Lo sguardo del poeta è quello che più di tutti ha bisogno di difendersi.
Me ne frego delle regole della metrica, potrebbero bloccare il fluire dei miei pensieri fuori dalla mente. Forse è proprio per questo che tendo a scrivere molto più in prosa che in versi.
Se abiti la poesia, apri l’uscio a chi sa leggere e poi fai custodire la chiave, nella stanza migliore: il cuore.
Quando il verso libero decanta “liberi pensieri” e costruisce ponti di condivisione, è l’ingegnere più creativo della vita.
Non si scrive perché si ha qualcosa da dire, ma perché si ha voglia di dire qualcosa.

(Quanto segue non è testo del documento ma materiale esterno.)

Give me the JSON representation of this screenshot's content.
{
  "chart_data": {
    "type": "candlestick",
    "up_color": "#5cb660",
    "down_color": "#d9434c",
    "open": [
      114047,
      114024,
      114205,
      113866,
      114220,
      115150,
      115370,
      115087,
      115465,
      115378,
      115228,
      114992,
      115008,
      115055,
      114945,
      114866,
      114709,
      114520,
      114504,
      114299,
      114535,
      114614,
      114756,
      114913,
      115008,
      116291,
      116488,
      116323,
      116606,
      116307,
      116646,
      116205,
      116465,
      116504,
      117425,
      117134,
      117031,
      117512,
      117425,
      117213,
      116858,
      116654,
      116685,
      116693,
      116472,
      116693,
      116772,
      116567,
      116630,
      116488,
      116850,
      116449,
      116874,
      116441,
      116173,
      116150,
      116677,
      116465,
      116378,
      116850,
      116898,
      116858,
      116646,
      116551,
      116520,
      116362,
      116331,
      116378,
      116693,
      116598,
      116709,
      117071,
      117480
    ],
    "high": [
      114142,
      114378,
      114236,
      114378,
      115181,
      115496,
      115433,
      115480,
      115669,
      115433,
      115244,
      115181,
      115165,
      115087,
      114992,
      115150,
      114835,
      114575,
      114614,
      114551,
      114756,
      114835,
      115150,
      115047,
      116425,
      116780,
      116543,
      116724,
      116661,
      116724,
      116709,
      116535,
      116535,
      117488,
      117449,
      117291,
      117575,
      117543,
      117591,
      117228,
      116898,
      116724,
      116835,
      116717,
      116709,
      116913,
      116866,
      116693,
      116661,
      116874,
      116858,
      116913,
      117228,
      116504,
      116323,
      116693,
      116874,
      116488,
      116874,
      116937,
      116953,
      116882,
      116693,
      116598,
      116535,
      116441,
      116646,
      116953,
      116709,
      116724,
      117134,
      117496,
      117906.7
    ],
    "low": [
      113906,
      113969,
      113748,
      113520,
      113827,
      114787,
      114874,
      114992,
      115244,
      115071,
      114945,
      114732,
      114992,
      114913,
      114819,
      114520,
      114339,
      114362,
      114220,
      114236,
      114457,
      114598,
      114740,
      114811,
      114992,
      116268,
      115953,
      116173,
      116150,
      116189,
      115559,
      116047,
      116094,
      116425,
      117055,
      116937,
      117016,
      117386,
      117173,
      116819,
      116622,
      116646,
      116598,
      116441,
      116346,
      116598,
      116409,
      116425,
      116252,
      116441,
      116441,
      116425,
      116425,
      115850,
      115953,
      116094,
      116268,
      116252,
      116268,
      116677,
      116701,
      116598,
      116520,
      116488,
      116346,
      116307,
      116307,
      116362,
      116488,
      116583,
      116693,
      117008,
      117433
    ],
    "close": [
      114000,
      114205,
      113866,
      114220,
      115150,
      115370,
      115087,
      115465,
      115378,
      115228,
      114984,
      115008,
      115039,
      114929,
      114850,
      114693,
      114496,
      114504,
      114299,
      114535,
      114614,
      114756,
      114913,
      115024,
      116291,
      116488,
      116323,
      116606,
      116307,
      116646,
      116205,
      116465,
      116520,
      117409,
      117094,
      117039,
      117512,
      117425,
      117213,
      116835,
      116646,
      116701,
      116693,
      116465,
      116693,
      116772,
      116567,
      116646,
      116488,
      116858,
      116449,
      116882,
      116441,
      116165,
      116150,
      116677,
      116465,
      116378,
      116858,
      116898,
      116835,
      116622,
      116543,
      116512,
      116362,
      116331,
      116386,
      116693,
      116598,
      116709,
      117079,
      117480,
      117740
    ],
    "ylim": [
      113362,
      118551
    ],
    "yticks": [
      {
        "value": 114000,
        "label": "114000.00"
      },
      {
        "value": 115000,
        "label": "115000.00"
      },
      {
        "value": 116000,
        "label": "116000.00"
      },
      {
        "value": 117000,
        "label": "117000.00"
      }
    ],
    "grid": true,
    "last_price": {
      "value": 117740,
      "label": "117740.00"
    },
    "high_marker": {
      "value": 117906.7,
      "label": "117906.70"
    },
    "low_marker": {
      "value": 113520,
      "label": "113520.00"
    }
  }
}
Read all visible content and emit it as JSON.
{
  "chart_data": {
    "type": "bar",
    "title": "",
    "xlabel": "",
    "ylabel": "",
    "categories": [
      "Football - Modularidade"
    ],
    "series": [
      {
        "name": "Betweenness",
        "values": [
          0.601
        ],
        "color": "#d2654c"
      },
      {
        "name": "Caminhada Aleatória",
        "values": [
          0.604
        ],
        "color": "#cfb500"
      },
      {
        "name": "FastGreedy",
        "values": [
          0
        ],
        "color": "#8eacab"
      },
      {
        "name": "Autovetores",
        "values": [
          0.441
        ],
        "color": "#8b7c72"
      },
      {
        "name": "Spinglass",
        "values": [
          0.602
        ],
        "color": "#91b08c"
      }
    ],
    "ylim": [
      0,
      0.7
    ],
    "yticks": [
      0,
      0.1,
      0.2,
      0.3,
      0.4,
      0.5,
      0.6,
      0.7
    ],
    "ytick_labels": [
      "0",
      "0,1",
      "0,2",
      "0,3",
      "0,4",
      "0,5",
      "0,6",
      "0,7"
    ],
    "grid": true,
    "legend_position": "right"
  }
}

La poesia non è qualcosa che s’impara o che si può insegnare. Non è qualcosa che è dentro di noi da sempre e nemmeno si può acquisire. Non è un dono. È un solo istante, un momento fugace, così rapido da far dubitare della sua esistenza. Come un fiato di vento imprigionato tra pollice e indice, e stretto, sempre più, fino a lasciare la presa e rendersi conto che tra le dita non c’è nulla. Ma quell’idea è rimasta. Dentro. Ed è radicata ed è vera. Come se ci fosse stata da sempre e si fosse solo risvegliata. Ma non è così. È come prendere la vita quale un’onda gigantesca, non come il mare o l’acqua ma proprio come la forza meccanica e mistica dell’onda e vederla sbattere su un muro, forte, e vedere minuscole impercettibili gocce lasciare l’onda verso il nulla. E quelle gocce poi arrivano nel mondo. E allora nasce la poesia. E non è un dono perché è parte della vita come la è l’onda. Non è un dono più di quanto lo sia questo secondo che passa. E non è sempre stata lì perché prima che quella goccia si staccasse la poesia era vita e non poesia. E allora la poesia non ha coordinate ma solo la forza dell’onda e di quel muro che è l’uomo. E l’uomo non impara a scrivere poesie. Può solo stare dritto, riempire i polmoni, e aspettare.
Poesia: connubio indissolubile tra pensiero e cuore.